CEC team pioneers research to improve railroad crossing navigation

First-of-its-kind software will help first responders identify best routes for emergency responsee

Assistant Professor Yu Qian of the Civil and Environmental Engineering Department is hoping to make life better for first responders and the communities they serve through work with the Federal Railroad Administration (FRA) and the City of Columbia by optimizing emergency response routes. His team is developing revolutionary software to help first response personnel navigate around railroad crossing blockages and traffic congestion.

“Railroad crossing blockages can be a huge disruption. Commuters hate it, but more importantly, it creates a dangerous situation for first responders when in route to emergency situations,” Qian says.

Qian explains that the idea for his research arose given the lack of information from existing navigation apps on whether railroad crossings will be blocked and for how long. This issue plagues not only first response personnel but commuters and students traveling to and from the University of South Carolina campus. He then approached the City of Columbia, railroads and FRA on how to obtain railroad schedules and upcoming blockages.

The FRA uses Positive Train Control (PTC), a processor and communication-based system designed to prevent train accidents. PTC technology can control train speeds and movements if a train operator fails to take appropriate action based on current conditions and contains train operation information such as route, length and types of freight.

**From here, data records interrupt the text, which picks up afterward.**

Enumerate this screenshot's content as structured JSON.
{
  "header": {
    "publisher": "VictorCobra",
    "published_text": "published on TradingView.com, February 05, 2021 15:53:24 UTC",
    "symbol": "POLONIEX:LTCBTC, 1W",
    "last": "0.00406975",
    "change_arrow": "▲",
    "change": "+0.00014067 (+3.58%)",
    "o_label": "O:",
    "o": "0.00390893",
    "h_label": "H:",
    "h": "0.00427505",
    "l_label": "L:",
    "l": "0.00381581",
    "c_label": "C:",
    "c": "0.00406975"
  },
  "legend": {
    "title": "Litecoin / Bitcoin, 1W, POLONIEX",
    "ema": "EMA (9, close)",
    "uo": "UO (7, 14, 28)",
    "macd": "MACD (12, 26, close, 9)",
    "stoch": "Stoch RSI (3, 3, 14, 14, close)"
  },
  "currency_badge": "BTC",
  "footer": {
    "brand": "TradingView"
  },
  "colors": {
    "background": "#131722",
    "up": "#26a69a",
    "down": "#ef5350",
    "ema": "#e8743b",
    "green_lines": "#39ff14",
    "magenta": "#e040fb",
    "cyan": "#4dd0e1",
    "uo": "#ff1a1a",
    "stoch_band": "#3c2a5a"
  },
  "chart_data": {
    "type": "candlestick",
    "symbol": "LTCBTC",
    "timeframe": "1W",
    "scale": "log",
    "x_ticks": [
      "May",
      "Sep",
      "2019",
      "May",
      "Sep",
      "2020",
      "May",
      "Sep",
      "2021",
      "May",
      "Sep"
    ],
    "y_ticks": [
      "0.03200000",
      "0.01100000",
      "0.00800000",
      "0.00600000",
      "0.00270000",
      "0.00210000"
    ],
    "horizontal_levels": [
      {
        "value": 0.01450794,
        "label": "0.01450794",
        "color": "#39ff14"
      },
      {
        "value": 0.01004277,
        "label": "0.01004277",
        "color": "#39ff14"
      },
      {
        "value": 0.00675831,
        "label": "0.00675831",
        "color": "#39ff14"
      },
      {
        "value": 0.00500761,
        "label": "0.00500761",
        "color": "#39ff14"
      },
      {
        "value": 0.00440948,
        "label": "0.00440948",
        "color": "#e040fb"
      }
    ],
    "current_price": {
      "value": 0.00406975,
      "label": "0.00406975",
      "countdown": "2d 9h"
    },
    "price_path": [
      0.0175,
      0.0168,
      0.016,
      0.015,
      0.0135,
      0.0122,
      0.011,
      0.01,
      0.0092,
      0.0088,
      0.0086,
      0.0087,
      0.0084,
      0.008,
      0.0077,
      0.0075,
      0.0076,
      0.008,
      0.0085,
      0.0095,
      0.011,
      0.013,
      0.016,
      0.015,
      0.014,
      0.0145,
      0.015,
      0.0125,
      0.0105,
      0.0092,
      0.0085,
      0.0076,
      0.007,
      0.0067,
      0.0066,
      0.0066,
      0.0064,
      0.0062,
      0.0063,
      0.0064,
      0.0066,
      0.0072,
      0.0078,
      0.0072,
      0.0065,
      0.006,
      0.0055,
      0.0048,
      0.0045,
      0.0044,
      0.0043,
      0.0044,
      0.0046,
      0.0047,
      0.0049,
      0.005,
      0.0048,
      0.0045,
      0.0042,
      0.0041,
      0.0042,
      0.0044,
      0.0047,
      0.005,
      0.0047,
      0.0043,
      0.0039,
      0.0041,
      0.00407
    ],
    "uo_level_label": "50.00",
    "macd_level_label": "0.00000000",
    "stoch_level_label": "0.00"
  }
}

For its software development, Qian’s research team used information from the PTC system to calculate estimates for train arrival and departure times. By tracking a train’s speed, location and direction, the software can determine when a train will be at a specific crossing and for how long. It also uses motion vision and artificial intelligence to compute congestion times caused by vehicles waiting to cross.

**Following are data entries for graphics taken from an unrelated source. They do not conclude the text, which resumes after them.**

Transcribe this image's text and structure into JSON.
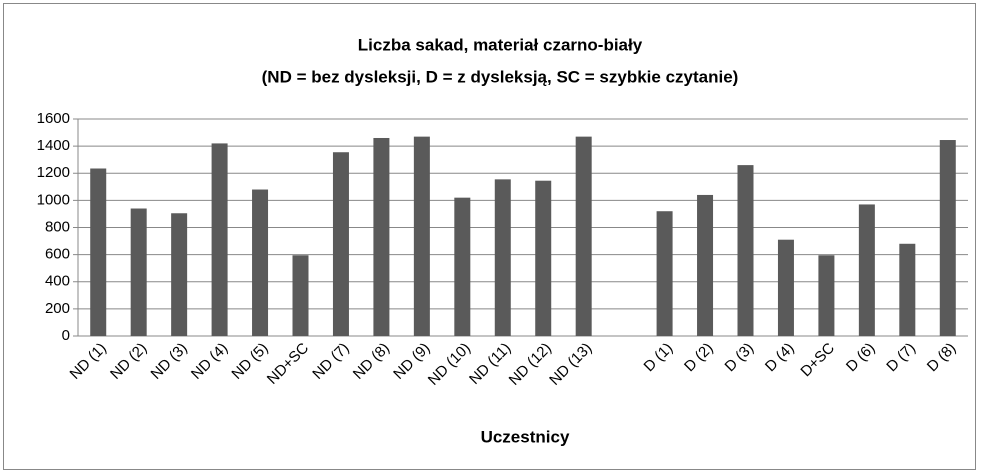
{
  "chart_data": {
    "type": "bar",
    "title": [
      "Liczba sakad,  materiał czarno-biały",
      "(ND = bez dysleksji, D =  z dysleksją, SC = szybkie czytanie)"
    ],
    "x_label": "Uczestnicy",
    "categories": [
      "ND (1)",
      "ND (2)",
      "ND (3)",
      "ND (4)",
      "ND (5)",
      "ND+SC",
      "ND (7)",
      "ND (8)",
      "ND (9)",
      "ND (10)",
      "ND (11)",
      "ND (12)",
      "ND (13)",
      null,
      "D (1)",
      "D (2)",
      "D (3)",
      "D (4)",
      "D+SC",
      "D (6)",
      "D (7)",
      "D (8)"
    ],
    "values": [
      1235,
      940,
      905,
      1420,
      1080,
      595,
      1355,
      1460,
      1470,
      1020,
      1155,
      1145,
      1470,
      null,
      920,
      1040,
      1260,
      710,
      595,
      970,
      680,
      1445
    ],
    "color": "#5a5a5a",
    "ylim": [
      0,
      1600
    ],
    "yticks": [
      0,
      200,
      400,
      600,
      800,
      1000,
      1200,
      1400,
      1600
    ],
    "grid": true
  }
}
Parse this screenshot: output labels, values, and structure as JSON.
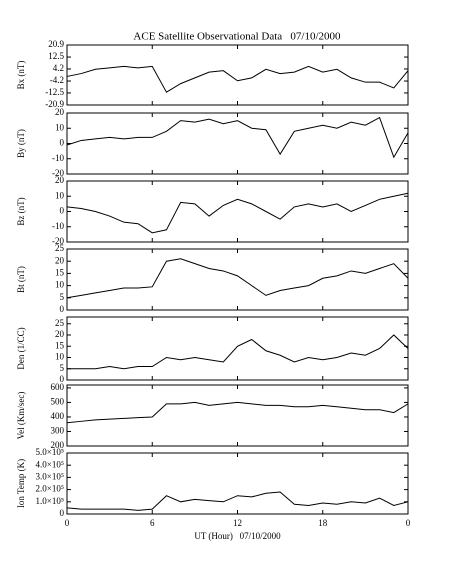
{
  "chart_data": [
    {
      "type": "line",
      "title": "ACE Satellite Observational Data   07/10/2000",
      "ylabel": "Bx (nT)",
      "color": "#000000",
      "xlim": [
        0,
        24
      ],
      "ylim": [
        -20.9,
        20.9
      ],
      "yticks": [
        -20.9,
        -12.5,
        -4.2,
        4.2,
        12.5,
        20.9
      ],
      "x": [
        0,
        1,
        2,
        3,
        4,
        5,
        6,
        7,
        8,
        9,
        10,
        11,
        12,
        13,
        14,
        15,
        16,
        17,
        18,
        19,
        20,
        21,
        22,
        23,
        24
      ],
      "values": [
        -1,
        1,
        4,
        5,
        6,
        5,
        6,
        -12,
        -6,
        -2,
        2,
        3,
        -4,
        -2,
        4,
        1,
        2,
        6,
        2,
        4,
        -2,
        -5,
        -5,
        -9,
        3
      ]
    },
    {
      "type": "line",
      "ylabel": "By (nT)",
      "color": "#000000",
      "xlim": [
        0,
        24
      ],
      "ylim": [
        -20,
        20
      ],
      "yticks": [
        -20,
        -10,
        0,
        10,
        20
      ],
      "x": [
        0,
        1,
        2,
        3,
        4,
        5,
        6,
        7,
        8,
        9,
        10,
        11,
        12,
        13,
        14,
        15,
        16,
        17,
        18,
        19,
        20,
        21,
        22,
        23,
        24
      ],
      "values": [
        -1,
        2,
        3,
        4,
        3,
        4,
        4,
        8,
        15,
        14,
        16,
        13,
        15,
        10,
        9,
        -7,
        8,
        10,
        12,
        10,
        14,
        12,
        17,
        -9,
        7
      ]
    },
    {
      "type": "line",
      "ylabel": "Bz (nT)",
      "color": "#000000",
      "xlim": [
        0,
        24
      ],
      "ylim": [
        -20,
        20
      ],
      "yticks": [
        -20,
        -10,
        0,
        10,
        20
      ],
      "x": [
        0,
        1,
        2,
        3,
        4,
        5,
        6,
        7,
        8,
        9,
        10,
        11,
        12,
        13,
        14,
        15,
        16,
        17,
        18,
        19,
        20,
        21,
        22,
        23,
        24
      ],
      "values": [
        3,
        2,
        0,
        -3,
        -7,
        -8,
        -14,
        -12,
        6,
        5,
        -3,
        4,
        8,
        5,
        0,
        -5,
        3,
        5,
        3,
        5,
        0,
        4,
        8,
        10,
        12
      ]
    },
    {
      "type": "line",
      "ylabel": "Bt (nT)",
      "color": "#000000",
      "xlim": [
        0,
        24
      ],
      "ylim": [
        0,
        25
      ],
      "yticks": [
        0,
        5,
        10,
        15,
        20,
        25
      ],
      "x": [
        0,
        1,
        2,
        3,
        4,
        5,
        6,
        7,
        8,
        9,
        10,
        11,
        12,
        13,
        14,
        15,
        16,
        17,
        18,
        19,
        20,
        21,
        22,
        23,
        24
      ],
      "values": [
        5,
        6,
        7,
        8,
        9,
        9,
        9.5,
        20,
        21,
        19,
        17,
        16,
        14,
        10,
        6,
        8,
        9,
        10,
        13,
        14,
        16,
        15,
        17,
        19,
        13
      ]
    },
    {
      "type": "line",
      "ylabel": "Den (1/CC)",
      "color": "#000000",
      "xlim": [
        0,
        24
      ],
      "ylim": [
        0,
        28
      ],
      "yticks": [
        0,
        5,
        10,
        15,
        20,
        25
      ],
      "x": [
        0,
        1,
        2,
        3,
        4,
        5,
        6,
        7,
        8,
        9,
        10,
        11,
        12,
        13,
        14,
        15,
        16,
        17,
        18,
        19,
        20,
        21,
        22,
        23,
        24
      ],
      "values": [
        5,
        5,
        5,
        6,
        5,
        6,
        6,
        10,
        9,
        10,
        9,
        8,
        15,
        18,
        13,
        11,
        8,
        10,
        9,
        10,
        12,
        11,
        14,
        20,
        14
      ]
    },
    {
      "type": "line",
      "ylabel": "Vel (Km/sec)",
      "color": "#000000",
      "xlim": [
        0,
        24
      ],
      "ylim": [
        200,
        620
      ],
      "yticks": [
        200,
        300,
        400,
        500,
        600
      ],
      "x": [
        0,
        1,
        2,
        3,
        4,
        5,
        6,
        7,
        8,
        9,
        10,
        11,
        12,
        13,
        14,
        15,
        16,
        17,
        18,
        19,
        20,
        21,
        22,
        23,
        24
      ],
      "values": [
        360,
        370,
        380,
        385,
        390,
        395,
        400,
        490,
        490,
        500,
        480,
        490,
        500,
        490,
        480,
        480,
        470,
        470,
        480,
        470,
        460,
        450,
        450,
        430,
        490
      ]
    },
    {
      "type": "line",
      "ylabel": "Ion Temp (K)",
      "xlabel": "UT (Hour)   07/10/2000",
      "color": "#000000",
      "xlim": [
        0,
        24
      ],
      "xticks": [
        0,
        6,
        12,
        18,
        {
          "value": 24,
          "label": "0"
        }
      ],
      "ylim": [
        0,
        500000
      ],
      "yticks": [
        0,
        {
          "value": 100000,
          "label": "1.0×10⁵"
        },
        {
          "value": 200000,
          "label": "2.0×10⁵"
        },
        {
          "value": 300000,
          "label": "3.0×10⁵"
        },
        {
          "value": 400000,
          "label": "4.0×10⁵"
        },
        {
          "value": 500000,
          "label": "5.0×10⁵"
        }
      ],
      "x": [
        0,
        1,
        2,
        3,
        4,
        5,
        6,
        7,
        8,
        9,
        10,
        11,
        12,
        13,
        14,
        15,
        16,
        17,
        18,
        19,
        20,
        21,
        22,
        23,
        24
      ],
      "values": [
        50000,
        40000,
        40000,
        40000,
        40000,
        30000,
        40000,
        150000,
        100000,
        120000,
        110000,
        100000,
        150000,
        140000,
        170000,
        180000,
        80000,
        70000,
        90000,
        80000,
        100000,
        90000,
        130000,
        70000,
        100000
      ]
    }
  ]
}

This initial study and software development concluded in August and led Qian to a new idea: How can this information be used to aid 911 dispatchers? According to Qian, when a dispatcher is working to allocate emergency personnel for a call, it is a stressful situation and decisions must be made immediately. “We realized that simply giving the dispatchers information about what crossings are blocked might be overwhelming. Instead, we wanted to develop a navigation system that will identify the optimal routes to follow,” Qian says.

“Railroad crossing blockages can be a huge disruption. Commuters hate it, but more importantly, it creates a dangerous situation for first responders when in route to emergency situations.” 

-Yu Qian, Civil and Environmental Engineering

The navigation system that Qian’s team is now developing will integrate railway and street car information into a cloud computing platform. Qian expects the research to conclude next year, with Columbia as a test site in addition to a collaboration with the FRA for testing in other cities. Because railroad timetables are considered a matter of national security, only first response personnel will have access to the secure system.

“When researching these issues, we read many stories from first responders about what happens when they’re faced with the unexpected. There were reports from firefighters who had to watch from the other side of a railroad crossing as homes burned down. We hope this system will help ease those situations, save lives, save time and make their work more efficient,” Qian said.

Qian has been an assistant professor at the College of Engineering and Computing since 2017. His research interests include transportation geotechnics and railroad infrastructure-related research, mainly focusing on heavy haul and transit railroads, high speed rails, artificial intelligence, and automatic track inspection and maintenance.